Parce-qu'il se moquait de moi depuis le début.

Quand il avait pressé ma blessure faite par le Troll, quand il avait pleuré dans mes bras, quand il m'avait invité au bal, quand il m'avait embrassé... Rien n'était sincère ?

Il avait soigné Seungcheol. Pourquoi l'avait-il soigné ? L'avait-il vraiment soigné ?

Je m'embrouillais tout seul, entre ce que je croyais comprendre et ce que j'ignorais encore. Je sentais les larmes dévaler mes joues, mes lèvres trembler, mon cerveau jouer et rejouer encore la scène du baiser.

Est-ce qu'il agit ainsi avec moi car je suis la faiblesse de ma mère ?

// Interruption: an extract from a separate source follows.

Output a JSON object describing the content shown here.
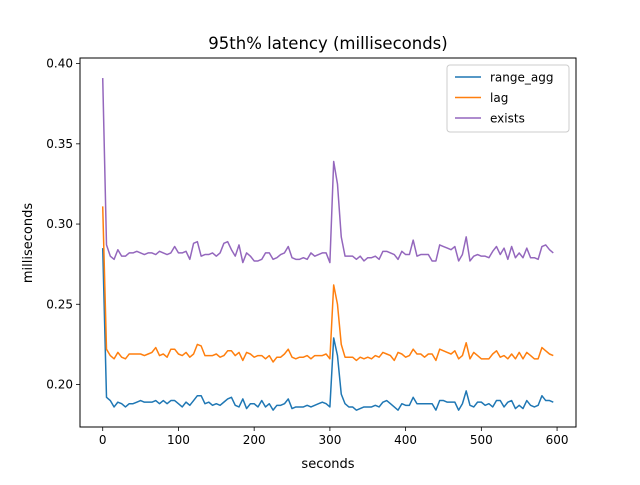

À cet instant, cet instant précis, je devrais courir vers le réfectoire, trouver les trois derniers adultes présent dans le château et tout leur révéler. Je devrais leur dire que j'avais vu Joshua utiliser un puissant sort de magie noir, je devrais leur dire qu'il était louche, qu'il fallait enquêter sur lui.

Je devrais le dénoncer.

Obéir à ma mère, honorer la mémoire de mon père, et le dénoncer.

Mais, alors que mes pieds foulaient l'entrée de la bibliothèque sans l'avoir vraiment décidé, je me rendis compte que j'en étais incapable.

Parce-que j'étais un idiot.

Parce-que je voulais croire qu'il m'avait embrassé sans arrière pensée.

Parce-que je voulais croire qu'il n'était pas un ennemi.

Et, surtout, parce-que je l'aimais.

J'entrais dans la pièce secrète, bien décidé à me cacher ici tout le reste de la journée. Car si je croisais ma mère, Dumbledore, ou même le professeur Rogue, je serais incapable de rester impassible.
Je me mettrais à pleurer et à tout leur raconter.

Dans cet endroit au moins je pouvais être seul, entouré des treize objets qui décoraient les lieux, installé sur les confortables fauteuils. Si je fermais les yeux je pourrais presque croire que tout mes amis étaient présent, je pouvais presque imaginer Jihoon en train de jouer du piano, nos voix qui s'accordaient à la mélodie dans une mauvaise mais amusante harmonie. Je nous voyais parler, rire, nous confier, jouer, tricher, nous disputer.

Je pouvais essayer d'oublier Joshua, tout en l'imaginant comme partie intégrante du groupe.

Je pouvais presque oublier qu'il était un potentiel ennemi.

Un bruit me fit rouvrir les yeux, et je découvris que l'un des objets était tombé par terre. Une bague, une toute petite blague, de laquelle je m'approchais doucement.
Ce n'était qu'un anneaux en argent, sans grand intérêt à première vu. Simple, discret, oubliable.

Je l'enfila à mon doigt, et une vive lumière fusa dans l'espace. Elle fut si brève qu'on aurait presque dit le flash d'un appareil photo, quand je retrouva une vision nette je me rendis compte qu'elle n'était autre qu'un éclat de magie.

La bague entourait toujours mon doigt, mais sur sa couleur argenté s'était gravé une suite de nombre, de un à treize.

Et sur le sol, douze autre anneaux similaire étaient apparu.

Sans être capable de contrôler quoi que ce soit, de prendre le temps de réfléchir ou de prendre conscience qu'il se passait quelque-chose d'étrange, les larmes dévalèrent de nouveau mon visage tordu. Je me laissais tomber contre une étagère et pleurais, encore et encore, sans savoir quelle émotion provoquait cette folie de sanglot.

Tout ce dont j'étais persuadé à cet instant, c'est que l'une de ces bagues était pour Joshua.

Est-ce que cette pensée me rendait heureux ? Triste ? Aucune idée, je pleurais seulement.

Parce-que je n'avais aucune idée de ce que je pouvais faire d'autre.